3/ get there to come to bring presents. If he does have to go back to his home so Kristi and Stevie won’t break them and your momma can keep them for you. Maybe he’ll bring them to the hospital.

4/ I don’t know, I think you will be home by then though. Gee, I sure hope so. You do everything the doctors and nurses tell you to and maybe you will be. My house is so dirty. I can’t get it as clean

5/ as you do when you help me. You’re such a big help and can do so much I can’t hardly get along without your help. But we’ll make up for lost time later. Your momma keeps telling me how

6/ you are and what you do and say and about the things people send you. I think that’s real nice and you are right when you say that all hospitals are nice. Because if it weren’t for them, you might never get well.

7/ We both know that God is in there with you just to watch and make sure you and the rest of the boys and girls like you will get well and get what they need to make them well.

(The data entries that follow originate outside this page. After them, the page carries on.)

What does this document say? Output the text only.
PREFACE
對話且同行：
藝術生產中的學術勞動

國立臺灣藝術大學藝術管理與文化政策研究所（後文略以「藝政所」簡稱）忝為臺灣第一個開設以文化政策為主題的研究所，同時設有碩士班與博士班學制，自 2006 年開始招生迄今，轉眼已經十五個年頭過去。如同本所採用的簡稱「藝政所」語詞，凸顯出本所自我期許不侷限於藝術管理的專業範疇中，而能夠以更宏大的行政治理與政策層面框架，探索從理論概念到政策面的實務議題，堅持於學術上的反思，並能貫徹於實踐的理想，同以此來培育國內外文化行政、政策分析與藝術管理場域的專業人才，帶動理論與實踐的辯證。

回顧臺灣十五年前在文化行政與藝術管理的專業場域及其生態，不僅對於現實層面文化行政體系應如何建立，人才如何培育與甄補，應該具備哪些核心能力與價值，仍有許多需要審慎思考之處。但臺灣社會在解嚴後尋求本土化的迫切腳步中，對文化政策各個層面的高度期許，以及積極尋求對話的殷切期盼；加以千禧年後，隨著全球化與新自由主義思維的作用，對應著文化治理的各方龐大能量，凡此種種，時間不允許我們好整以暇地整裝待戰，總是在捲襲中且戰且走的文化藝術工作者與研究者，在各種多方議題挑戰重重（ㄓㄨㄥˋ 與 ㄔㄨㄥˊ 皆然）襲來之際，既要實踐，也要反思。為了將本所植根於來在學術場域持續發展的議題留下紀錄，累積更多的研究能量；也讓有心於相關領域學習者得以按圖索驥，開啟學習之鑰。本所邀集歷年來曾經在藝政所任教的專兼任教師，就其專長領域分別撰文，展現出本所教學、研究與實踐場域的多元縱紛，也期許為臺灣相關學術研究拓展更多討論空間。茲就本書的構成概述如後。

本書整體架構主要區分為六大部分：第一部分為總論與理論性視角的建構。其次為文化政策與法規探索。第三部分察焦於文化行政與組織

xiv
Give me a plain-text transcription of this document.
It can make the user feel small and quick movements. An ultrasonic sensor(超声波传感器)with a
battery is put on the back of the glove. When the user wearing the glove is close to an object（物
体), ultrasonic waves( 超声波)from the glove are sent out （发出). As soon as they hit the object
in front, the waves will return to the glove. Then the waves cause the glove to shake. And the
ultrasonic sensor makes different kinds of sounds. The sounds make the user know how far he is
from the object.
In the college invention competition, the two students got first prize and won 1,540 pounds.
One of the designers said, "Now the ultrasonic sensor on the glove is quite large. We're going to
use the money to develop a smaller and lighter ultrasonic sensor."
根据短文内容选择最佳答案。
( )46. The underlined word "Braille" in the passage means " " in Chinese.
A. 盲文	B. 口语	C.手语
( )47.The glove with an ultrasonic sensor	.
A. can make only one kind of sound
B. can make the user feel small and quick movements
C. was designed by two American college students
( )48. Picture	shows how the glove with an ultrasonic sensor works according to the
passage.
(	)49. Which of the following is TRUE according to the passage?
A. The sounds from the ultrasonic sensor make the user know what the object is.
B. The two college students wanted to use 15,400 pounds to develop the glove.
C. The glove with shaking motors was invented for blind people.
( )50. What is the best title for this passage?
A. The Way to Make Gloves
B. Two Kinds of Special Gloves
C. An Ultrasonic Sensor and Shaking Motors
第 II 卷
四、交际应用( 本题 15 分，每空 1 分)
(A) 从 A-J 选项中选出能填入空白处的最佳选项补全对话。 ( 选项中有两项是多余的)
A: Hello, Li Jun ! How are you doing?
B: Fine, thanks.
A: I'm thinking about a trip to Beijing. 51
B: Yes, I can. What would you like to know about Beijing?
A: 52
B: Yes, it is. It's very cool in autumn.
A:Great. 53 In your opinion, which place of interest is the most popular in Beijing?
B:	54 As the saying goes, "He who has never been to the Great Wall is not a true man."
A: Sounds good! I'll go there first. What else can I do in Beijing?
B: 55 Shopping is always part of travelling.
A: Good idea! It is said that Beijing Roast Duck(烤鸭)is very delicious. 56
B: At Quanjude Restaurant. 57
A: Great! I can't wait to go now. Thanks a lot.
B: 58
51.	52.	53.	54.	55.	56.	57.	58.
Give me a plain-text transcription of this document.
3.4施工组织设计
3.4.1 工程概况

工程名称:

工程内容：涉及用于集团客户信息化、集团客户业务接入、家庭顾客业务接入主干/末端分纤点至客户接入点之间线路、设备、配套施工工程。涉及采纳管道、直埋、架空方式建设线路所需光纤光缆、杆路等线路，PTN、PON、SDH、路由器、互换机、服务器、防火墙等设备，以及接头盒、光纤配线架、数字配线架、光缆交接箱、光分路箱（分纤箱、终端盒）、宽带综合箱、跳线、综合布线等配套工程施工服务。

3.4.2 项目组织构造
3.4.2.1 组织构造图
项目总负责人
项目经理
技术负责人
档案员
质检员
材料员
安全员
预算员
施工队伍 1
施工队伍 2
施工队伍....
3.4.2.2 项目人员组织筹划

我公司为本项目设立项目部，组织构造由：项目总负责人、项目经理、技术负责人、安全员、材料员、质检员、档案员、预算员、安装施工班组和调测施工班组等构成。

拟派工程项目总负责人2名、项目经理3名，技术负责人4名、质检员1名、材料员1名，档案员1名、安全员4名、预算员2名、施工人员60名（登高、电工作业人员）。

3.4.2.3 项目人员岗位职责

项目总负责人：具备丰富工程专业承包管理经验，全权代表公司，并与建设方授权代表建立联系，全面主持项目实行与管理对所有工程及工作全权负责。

8/ I tell him every night what a good girl you are and all the good things you’ve done and to help you all he can. And if anyone can make you well faster, it’s him, so you talk to him too, ’cause He’ll hear you

9/ and help you more than any of us can. He talks to the doctors and nurses and tells them what to do for you, so you talk to him all you want. When you get lonesome, don’t cry, just

10/ pretend he is right where you can see him and talk to him, then you won’t be lonesome ’cause you know He’s with you and that is the best company in the whole wide world. That’s what I do when I’m

11/ lonely, so I know God is always with you, honey, but you can’t see him. He hears everything you say and sees everything you do Even when you sleep, He’s awake to watch

12/ and see that you are all right. Sometimes you will wonder why you should be sick if God is supposed to take care of you. Well, He didn’t do it because you were naughty or because he was mad at

13/

14/ Grandpa and me were so happy and having such a good time and never thought anything could happen, so God thought we needed to be taught a lesson. He didn’t want to hurt you, so he just made you sick. That

15/ is how wonderful He is. So you talk to Him and tell Him anything you want to. People don’t talk to Him just at night before they go to bed. Anytime you want to talk, He listens. Even if you want to tell him a secret, and you want to whisper it, he’ll still hear you. Isn’t that going to be a lot of fun to know that you aren’t ever going to be lonesome and will always have someone to talk to? You try it and see. It sure helps.